5 ‘S’ecrets Of Engaged Social Leadership

A software technology company I consult with is in the middle of a sea change, a shift from one workplace culture to another. This change began when the company brought in a high-level technical executive from another company – not exactly a competitor, but a company in an adjoining market space. Only in tech, market spaces aren’t really independent with no overlap. There’s always the potential for a clash of personalities rather than a happy union. Unfortunately, it has not been graceful for my client. In fact, it’s been one giant stressful process and a wake-up call for the all of our teams involved in mopping up the mess.

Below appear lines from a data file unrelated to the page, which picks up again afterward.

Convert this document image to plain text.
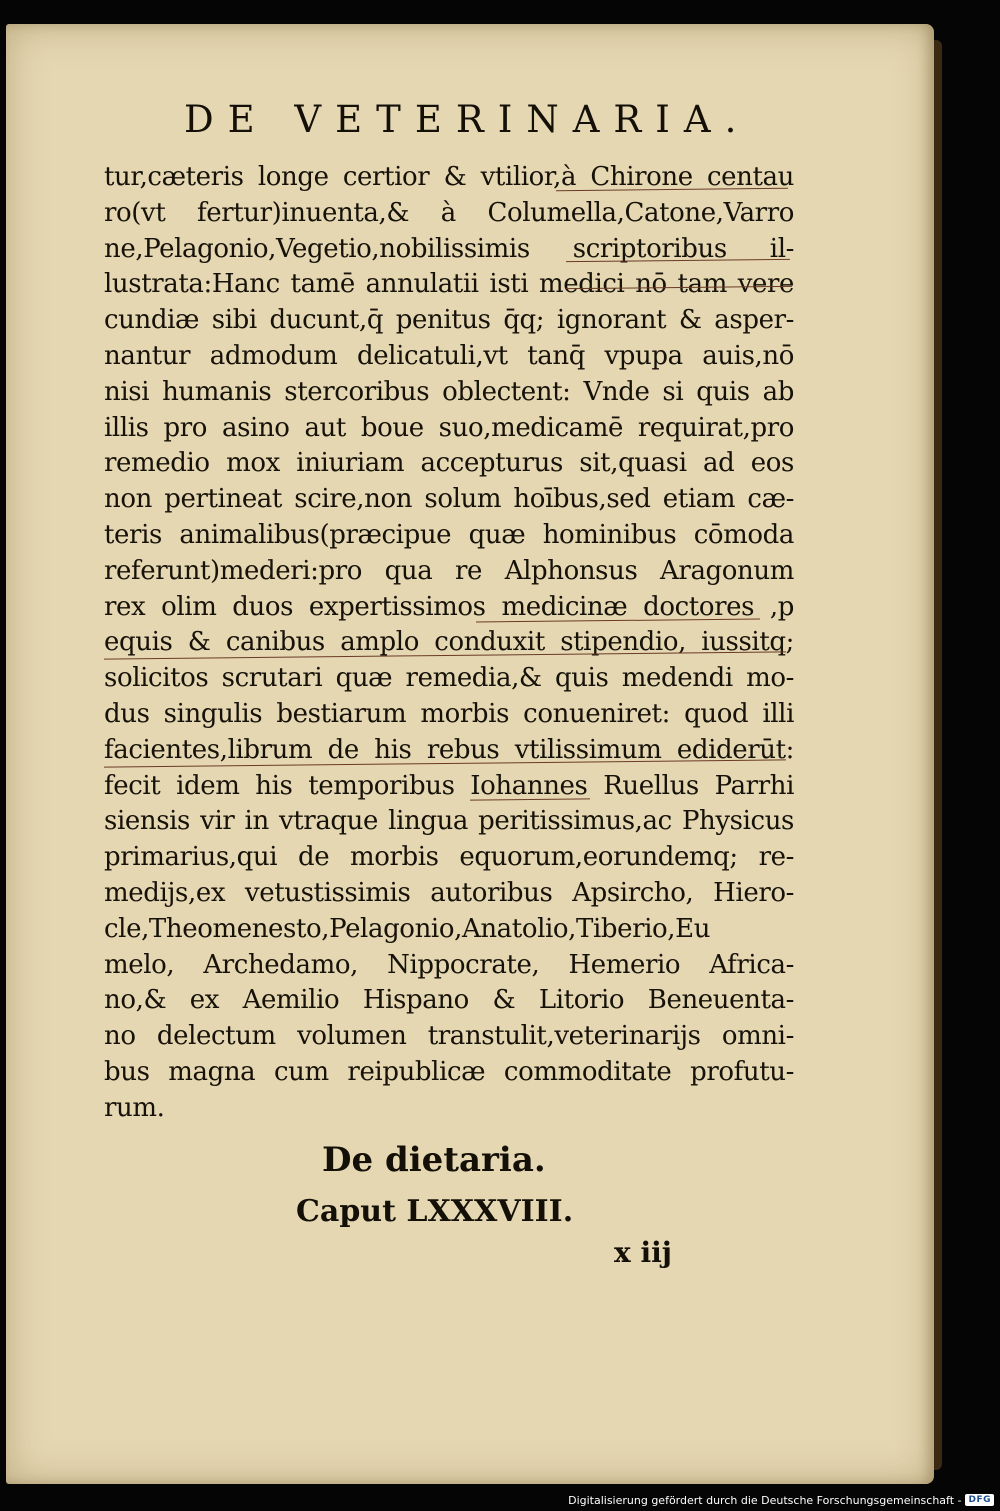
DE VETERINARIA.
tur,cæteris longe certior & vtilior,à Chirone centau
ro(vt fertur)inuenta,& à Columella,Catone,Varro
ne,Pelagonio,Vegetio,nobilissimis scriptoribus il-
lustrata:Hanc tamē annulatii isti medici nō tam vere
cundiæ sibi ducunt,q̄ penitus q̄q; ignorant & asper-
nantur admodum delicatuli,vt tanq̄ vpupa auis,nō
nisi humanis stercoribus oblectent: Vnde si quis ab
illis pro asino aut boue suo,medicamē requirat,pro
remedio mox iniuriam accepturus sit,quasi ad eos
non pertineat scire,non solum hoībus,sed etiam cæ-
teris animalibus(præcipue quæ hominibus cōmoda
referunt)mederi:pro qua re Alphonsus Aragonum
rex olim duos expertissimos medicinæ doctores ,p
equis & canibus amplo conduxit stipendio, iussitq;
solicitos scrutari quæ remedia,& quis medendi mo-
dus singulis bestiarum morbis conueniret: quod illi
facientes,librum de his rebus vtilissimum ediderūt:
fecit idem his temporibus Iohannes Ruellus Parrhi
siensis vir in vtraque lingua peritissimus,ac Physicus
primarius,qui de morbis equorum,eorundemq; re-
medijs,ex vetustissimis autoribus Apsircho, Hiero-
cle,Theomenesto,Pelagonio,Anatolio,Tiberio,Eu
melo, Archedamo, Nippocrate, Hemerio Africa-
no,& ex Aemilio Hispano & Litorio Beneuenta-
no delectum volumen transtulit,veterinarijs omni-
bus magna cum reipublicæ commoditate profutu-
rum.
De dietaria.
Caput LXXXVIII.
x iij
Digitalisierung gefördert durch die Deutsche Forschungsgemeinschaft - DFG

The old workplace culture was cut-throat and intensely political, but everyone knew the rules – the employees had been socialized. The new Chief Technology Officer brought in his culture – one in which motives are obscured, and nothing is ever explicit for employees. Suddenly people started getting emails telling them their jobs had changed, and their staffs reassigned to new projects. Nothing was discussed, nothing communicated, nothing socialized. Now the company is hemorrhaging top talent, and the CEO is puzzled. This is good news for recruiters (more jobs to fill) but a bad scene for the company and it’s employer and employee brand. Even worse, a few “former” employees have been blogging about the changes and it’s not okay. This will make recruiting top talent much more challenging for this company in today’s socially connected world. It didn’t have to happen, but what might have prevented the chaos – social, engaged leadership – is not in the CTO’s skill set.

Social leadership demands a set of skills that help to insulate the companies being led from sudden, culturally-devastating change. Don’t get me wrong – change can be good, and it’s often necessary. My client’s company hired an outsider to change technical direction; that part’s normal. What the CEO didn’t anticipate – not because he is a bad person, but because he lacked certain key social skills – was the painful change in culture and the fallout of that change.

In my practice, I work with lots of leaders seeking to expand their teams and make their workplace culture attractive for both potential new employees and current ones; some are socially aware and engaged, some are socially tone-deaf and isolated from what’s happening both in the greater social networking landscape and within the walls of their companies. Both types of leaders can be successful, up to a point – the point where trust, loyalty, values and expectations affect financial performance and company growth.

Being a socially-engaged leader may not be an innate skill for many leaders, but it is increasingly necessary as the multi-generational workplace puts more strain on corporate cultures and social media is opening up channels to “what it’s really like to work at this company”.

Without further ado, here are five skills social leaders possess – and which detached leaders should add to their management repertoire:

1) Sensitivity to non-verbal cues. A skilled social leader does not rely on one form of communication, but practices all – verbal, written, non-verbal, viral, and so on. Being sensitive to non-verbal cues is difficult because it requires a leader to have a well-integrated personality – to understand where her issues start and stop. I’m not saying you have to be a paragon of mental health, but you do need to be able to shut off the noise in your own head long enough to read people and understand what’s going on with them (at a meta level, of course.)

2) Socially interactive. You don’t have to know everyone’s name or how many kids they have, but you do have to be adept at interacting at a social level. If your CEO says ‘Hi’ to everyone but his, her eyes say ‘Stay away.’ This person is not comfortable with social interactions and thus is unaware of how managers and employees are thinking, feeling and reacting.

3) A shared sense of value and purpose. People join companies for lots of reasons, but what’s more interesting is why they stay. They stay because they share the values, the purpose, the mission, and vision. If you’re a leader, and you don’t share your sense of the company’s value and purpose, you’ll be doing a lot of remedial recruiting.

4) Socially committed to a building an engaged community in the workplace. Okay, committed is not an S skill, but what I’m driving at here is the importance of social communities and social media in today’s world of work. Paternalistic managers, top-down leaders, sometimes have trouble with this skill, but it’s critical. Your company is no longer in a bubble; it’s in a social sphere where online communities can influence business results and your company reputation – even, perhaps especially, when they’re not your customers. Is anyone in your company tweeting, blogging or creating social community? Is it even encouraged? Are you blogging as a leader figure?

5) Sincerely interested in your employees, your social talent communities, your environment. You can learn some skills and fake others, but it’s tough to fake sincerity. I’m sure some will argue it doesn’t belong on this list since it’s a personality attribute, not a skill per se. But for me, sincerity is what makes the difference between a leader and a task manager. If you’re not sincere, you’ll do things which might make business sense but which will eventually backfire – as did the CEO I mentioned earlier. Bringing in new tech talent made sense, but neither the CEO nor the CTO valued sincerity or honest communication, and now the company is paying a heavy price.

Social leadership is not a management overlay on a toxic culture; it’s not a Band-Aid. It’s a way of thinking about business, and doing business, in a socially aware and engaged fashion using the power of social networks and communities to relay your personal leadership brand, your employer brand, and your employee brand. It’s how the world of work is today, and how it will be in the future. So engage! Make the move to socially-engaged leadership. No time like the present.